First thing she says is she feels as though I've been through something traumatic that has shaped my life. She says I'm struggling with my relationships, with finalizing things. She tells me I'm supposed to use the knowledge gained from my trials & share my experience with other people. "You have things you can't finish, you can't face." she just goes on and on "there are angels around you, they just can't communicate with you.""The love is still there," she randomly interjects. She says I need to stop trying to live in the past and start from now and move forward. She says to let go of the mistakes. She Tells me I'm beautiful and I have a lot to offer other people. She encourages me to find a way and someone to continue to express my feelings candidly. And offers me the alternate viable conduit for me to work on my relationship with God.
Initially I was skeptical. Even with the shock of her first statement I am hesitant. But as she sequentially touches on every aspect of my life for the last 2 years my unbelief dwindles. And the tears stream down my face. HOW? No such thing as coincidence, right?

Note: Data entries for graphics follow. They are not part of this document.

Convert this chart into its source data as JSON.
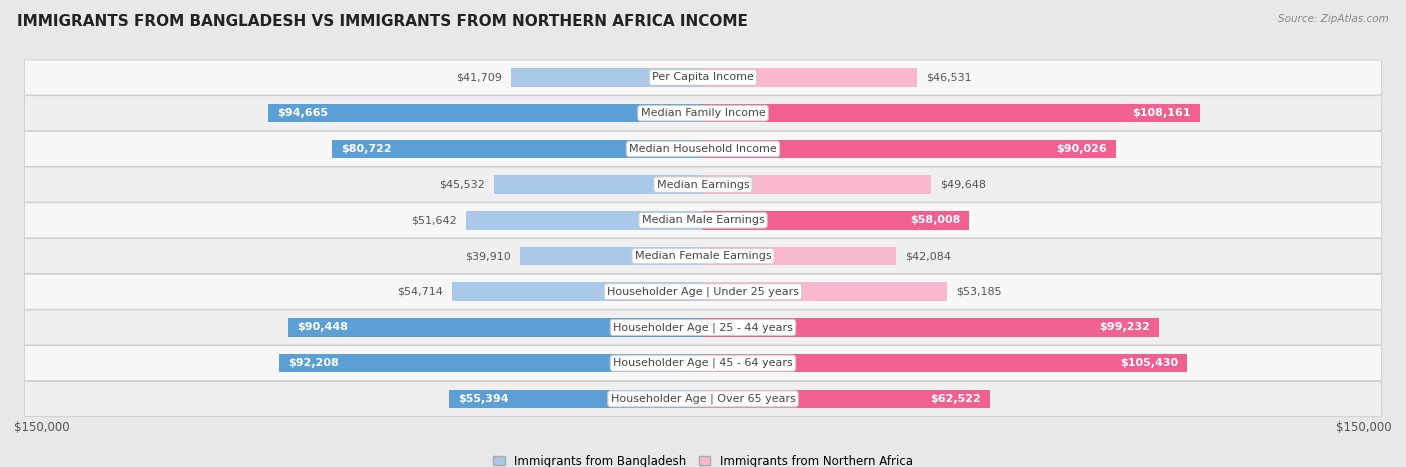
{
  "title": "IMMIGRANTS FROM BANGLADESH VS IMMIGRANTS FROM NORTHERN AFRICA INCOME",
  "source": "Source: ZipAtlas.com",
  "categories": [
    "Per Capita Income",
    "Median Family Income",
    "Median Household Income",
    "Median Earnings",
    "Median Male Earnings",
    "Median Female Earnings",
    "Householder Age | Under 25 years",
    "Householder Age | 25 - 44 years",
    "Householder Age | 45 - 64 years",
    "Householder Age | Over 65 years"
  ],
  "bangladesh_values": [
    41709,
    94665,
    80722,
    45532,
    51642,
    39910,
    54714,
    90448,
    92208,
    55394
  ],
  "northern_africa_values": [
    46531,
    108161,
    90026,
    49648,
    58008,
    42084,
    53185,
    99232,
    105430,
    62522
  ],
  "bangladesh_labels": [
    "$41,709",
    "$94,665",
    "$80,722",
    "$45,532",
    "$51,642",
    "$39,910",
    "$54,714",
    "$90,448",
    "$92,208",
    "$55,394"
  ],
  "northern_africa_labels": [
    "$46,531",
    "$108,161",
    "$90,026",
    "$49,648",
    "$58,008",
    "$42,084",
    "$53,185",
    "$99,232",
    "$105,430",
    "$62,522"
  ],
  "bangladesh_color_light": "#aac9e8",
  "bangladesh_color_dark": "#5b9fd4",
  "northern_africa_color_light": "#f7b8d0",
  "northern_africa_color_dark": "#f06090",
  "max_value": 150000,
  "background_color": "#e8e8e8",
  "row_bg_even": "#f7f7f7",
  "row_bg_odd": "#efefef",
  "legend_bangladesh": "Immigrants from Bangladesh",
  "legend_northern_africa": "Immigrants from Northern Africa",
  "xlabel_left": "$150,000",
  "xlabel_right": "$150,000",
  "title_fontsize": 11,
  "label_fontsize": 8,
  "category_fontsize": 8,
  "bar_height": 0.52,
  "inside_label_threshold": 55000,
  "bangladesh_inside_indices": [
    1,
    2,
    7,
    8
  ],
  "northern_africa_inside_indices": [
    1,
    2,
    7,
    8
  ]
}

I get in my car to drive home. 103.5, the Arrow~block party weekend. Don't you miss those? Def Leppard. I turn it up and sing at the top of my lungs, and just drive..."
~ Jennifer DeWaal
"Misty, You gave me a great gift!
It is ironic that an act of anger/hurt/frustration would lead me to you and one of the most important conversations of my life, but I am enormously grateful for it...Thank you for the courage you had in speaking with me. You have a gift (I know you won't take credit, but you do) and I am so grateful you shared it with me. In short, I was at a crossroads and you helped me immeasurably!" ~ Ann P.